Na przełomie XIX i XX wieku popularne były kapele składające się ze skrzypiec, basetli i bębenka, do których niekiedy dołączał klarnet. O ile instrumenty strunowe oraz bębenek wykonywano we własnym zakresie lub zamawiając je u wioskowego lutnika, o tyle klarnet prawdopodobnie przybył na te tereny jako spuścizna po wojskowych orkiestrach dętych. W okresie międzywojennym rozpowszechniły się harmonie. Początkowo „półtonówki” lub „jednorzędówki”, z czasem „trzyrzędówki” i harmonie pedałowe. Ich donośny dźwięk niejednokrotnie zagłuszał subtelną grę skrzypiec i basetli, powodując zamianę ról w instrumentalnym składzie. Wiodące do tej pory prym skrzypce stały się instrumentem uzupełniającym, a trudność w opanowaniu na nich gry powodowała powolny zanik tego instrumentu.

Współczesne kapele kurpiowskie specjalizują się w grze na harmonii pedałowej z towarzyszeniem bębenka. Niekiedy są one uzupełniane przez skrzypce, klarnet lub trąbkę. Nowością godną uwagi jest Orkiestra Kurpiowska działająca przy Gminnym Ośrodku Kulturalno-Oświatowym w Lelisie. Prowadzona przez Jana Kanię – harmonistę z Lipnik skupia muzykantów z terenu Kurpiowskiej Puszczy Zielonej.

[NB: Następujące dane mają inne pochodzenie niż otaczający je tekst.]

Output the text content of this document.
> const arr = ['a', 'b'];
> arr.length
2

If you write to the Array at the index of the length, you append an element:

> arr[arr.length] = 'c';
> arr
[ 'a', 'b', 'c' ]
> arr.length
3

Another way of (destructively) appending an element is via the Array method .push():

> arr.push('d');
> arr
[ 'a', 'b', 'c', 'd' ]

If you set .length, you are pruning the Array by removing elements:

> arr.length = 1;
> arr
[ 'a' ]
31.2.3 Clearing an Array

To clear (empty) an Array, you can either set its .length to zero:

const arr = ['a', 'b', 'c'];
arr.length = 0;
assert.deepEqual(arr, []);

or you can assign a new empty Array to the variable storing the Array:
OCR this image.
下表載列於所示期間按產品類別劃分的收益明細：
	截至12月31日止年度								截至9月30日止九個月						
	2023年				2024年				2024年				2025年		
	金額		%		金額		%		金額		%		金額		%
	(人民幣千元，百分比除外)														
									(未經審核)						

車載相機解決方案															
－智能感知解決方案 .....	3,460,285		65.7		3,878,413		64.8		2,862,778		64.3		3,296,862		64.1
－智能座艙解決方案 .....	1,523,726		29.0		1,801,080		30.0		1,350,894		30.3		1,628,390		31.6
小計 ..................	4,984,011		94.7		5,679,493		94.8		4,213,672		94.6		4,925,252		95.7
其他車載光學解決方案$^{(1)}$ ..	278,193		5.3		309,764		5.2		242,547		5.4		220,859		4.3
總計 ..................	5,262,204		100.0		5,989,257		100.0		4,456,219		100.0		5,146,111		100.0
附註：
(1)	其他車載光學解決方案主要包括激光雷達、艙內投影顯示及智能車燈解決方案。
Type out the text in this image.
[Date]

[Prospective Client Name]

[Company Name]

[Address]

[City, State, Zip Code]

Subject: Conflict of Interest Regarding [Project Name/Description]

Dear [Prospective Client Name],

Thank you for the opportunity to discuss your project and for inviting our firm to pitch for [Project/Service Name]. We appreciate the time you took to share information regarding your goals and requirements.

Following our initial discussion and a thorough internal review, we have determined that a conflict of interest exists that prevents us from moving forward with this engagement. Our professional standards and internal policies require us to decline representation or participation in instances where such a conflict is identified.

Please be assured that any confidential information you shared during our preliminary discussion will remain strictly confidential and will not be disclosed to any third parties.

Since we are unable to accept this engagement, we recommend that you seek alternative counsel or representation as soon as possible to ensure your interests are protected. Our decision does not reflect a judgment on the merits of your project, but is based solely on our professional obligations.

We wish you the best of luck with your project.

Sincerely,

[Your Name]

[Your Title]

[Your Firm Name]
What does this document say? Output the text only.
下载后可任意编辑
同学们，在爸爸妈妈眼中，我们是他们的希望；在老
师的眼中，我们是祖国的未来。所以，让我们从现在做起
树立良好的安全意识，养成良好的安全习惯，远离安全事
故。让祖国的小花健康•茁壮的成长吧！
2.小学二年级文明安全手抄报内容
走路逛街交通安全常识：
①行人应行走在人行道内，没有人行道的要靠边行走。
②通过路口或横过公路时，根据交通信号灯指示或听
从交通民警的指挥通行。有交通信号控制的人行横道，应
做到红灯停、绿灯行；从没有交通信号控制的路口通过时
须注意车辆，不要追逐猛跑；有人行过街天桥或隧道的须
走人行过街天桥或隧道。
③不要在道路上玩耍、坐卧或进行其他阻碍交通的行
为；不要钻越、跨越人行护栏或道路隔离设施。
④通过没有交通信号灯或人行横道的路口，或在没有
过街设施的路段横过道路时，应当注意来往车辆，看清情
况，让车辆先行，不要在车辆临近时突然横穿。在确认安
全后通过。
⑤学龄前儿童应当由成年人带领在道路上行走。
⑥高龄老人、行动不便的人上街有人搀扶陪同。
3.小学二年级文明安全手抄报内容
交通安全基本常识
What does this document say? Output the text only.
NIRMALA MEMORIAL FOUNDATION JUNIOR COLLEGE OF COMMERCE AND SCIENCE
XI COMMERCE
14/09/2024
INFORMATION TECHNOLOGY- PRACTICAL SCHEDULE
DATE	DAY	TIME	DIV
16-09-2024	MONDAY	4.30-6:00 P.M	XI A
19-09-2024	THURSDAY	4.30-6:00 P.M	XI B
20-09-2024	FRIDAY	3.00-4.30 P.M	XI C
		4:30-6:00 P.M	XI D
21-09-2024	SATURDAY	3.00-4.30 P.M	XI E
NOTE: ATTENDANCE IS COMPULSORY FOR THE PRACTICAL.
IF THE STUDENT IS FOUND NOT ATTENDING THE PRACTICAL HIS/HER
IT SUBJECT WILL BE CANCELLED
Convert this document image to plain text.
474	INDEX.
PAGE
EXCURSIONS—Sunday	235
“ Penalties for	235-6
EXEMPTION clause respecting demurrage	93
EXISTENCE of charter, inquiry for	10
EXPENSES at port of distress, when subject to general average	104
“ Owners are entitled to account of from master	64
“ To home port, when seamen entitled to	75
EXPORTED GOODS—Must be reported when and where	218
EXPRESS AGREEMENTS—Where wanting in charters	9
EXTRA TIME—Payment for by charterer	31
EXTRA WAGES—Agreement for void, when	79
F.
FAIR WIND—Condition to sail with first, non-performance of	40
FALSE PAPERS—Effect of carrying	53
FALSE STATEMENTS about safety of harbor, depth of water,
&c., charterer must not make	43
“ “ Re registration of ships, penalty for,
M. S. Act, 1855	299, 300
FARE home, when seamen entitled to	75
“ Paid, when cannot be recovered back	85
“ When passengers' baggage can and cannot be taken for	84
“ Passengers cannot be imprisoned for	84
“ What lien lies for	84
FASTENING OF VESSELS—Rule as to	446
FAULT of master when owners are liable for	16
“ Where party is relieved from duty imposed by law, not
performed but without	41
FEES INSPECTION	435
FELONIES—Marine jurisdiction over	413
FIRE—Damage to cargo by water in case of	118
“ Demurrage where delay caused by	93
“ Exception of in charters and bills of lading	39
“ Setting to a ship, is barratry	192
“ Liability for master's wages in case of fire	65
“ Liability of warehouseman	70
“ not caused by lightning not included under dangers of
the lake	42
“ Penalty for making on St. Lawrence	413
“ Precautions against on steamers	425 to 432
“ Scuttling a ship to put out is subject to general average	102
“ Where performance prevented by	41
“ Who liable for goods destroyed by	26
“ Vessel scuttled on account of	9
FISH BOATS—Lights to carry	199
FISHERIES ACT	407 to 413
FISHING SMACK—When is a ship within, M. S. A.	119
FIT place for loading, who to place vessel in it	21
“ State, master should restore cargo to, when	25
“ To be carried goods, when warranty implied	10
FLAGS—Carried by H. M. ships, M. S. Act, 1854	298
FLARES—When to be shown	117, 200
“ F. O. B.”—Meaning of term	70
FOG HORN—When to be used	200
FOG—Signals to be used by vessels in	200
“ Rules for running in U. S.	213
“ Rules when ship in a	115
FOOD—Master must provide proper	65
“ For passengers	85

Przekazywanie tradycji muzycznych odbywa się w regionie bezustannie, czego dowodem są warsztaty i lekcje prowadzone przez dojrzałych „gracy”. Dzięki stypendiom i wsparciom lokalnych placówek kulturalnych i oświatowych mają możliwość dotarcia do najbardziej uzdolnionej młodzieży. Ciekawostką jest jednak fakt, że choć w kulturach typu ludowego przekazywanie tradycji odbywa się zwykle w relacji rodzic – dziecko, o tyle na Kurpiach coraz częściej zdarza się, że to dzieci są inicjatorami rodzinnego muzykowania.


[1] A. Chętnik, „Instrumenty muzyczne na Kurpiach i Mazurach”, Wydawnictwo „Pojezierze”, Olsztyn 1983 r., s. 10.

Bibliografia:

Chętnik A., „Instrumenty muzyczne na Kurpiach i Mazurach”Olsztyn 1993.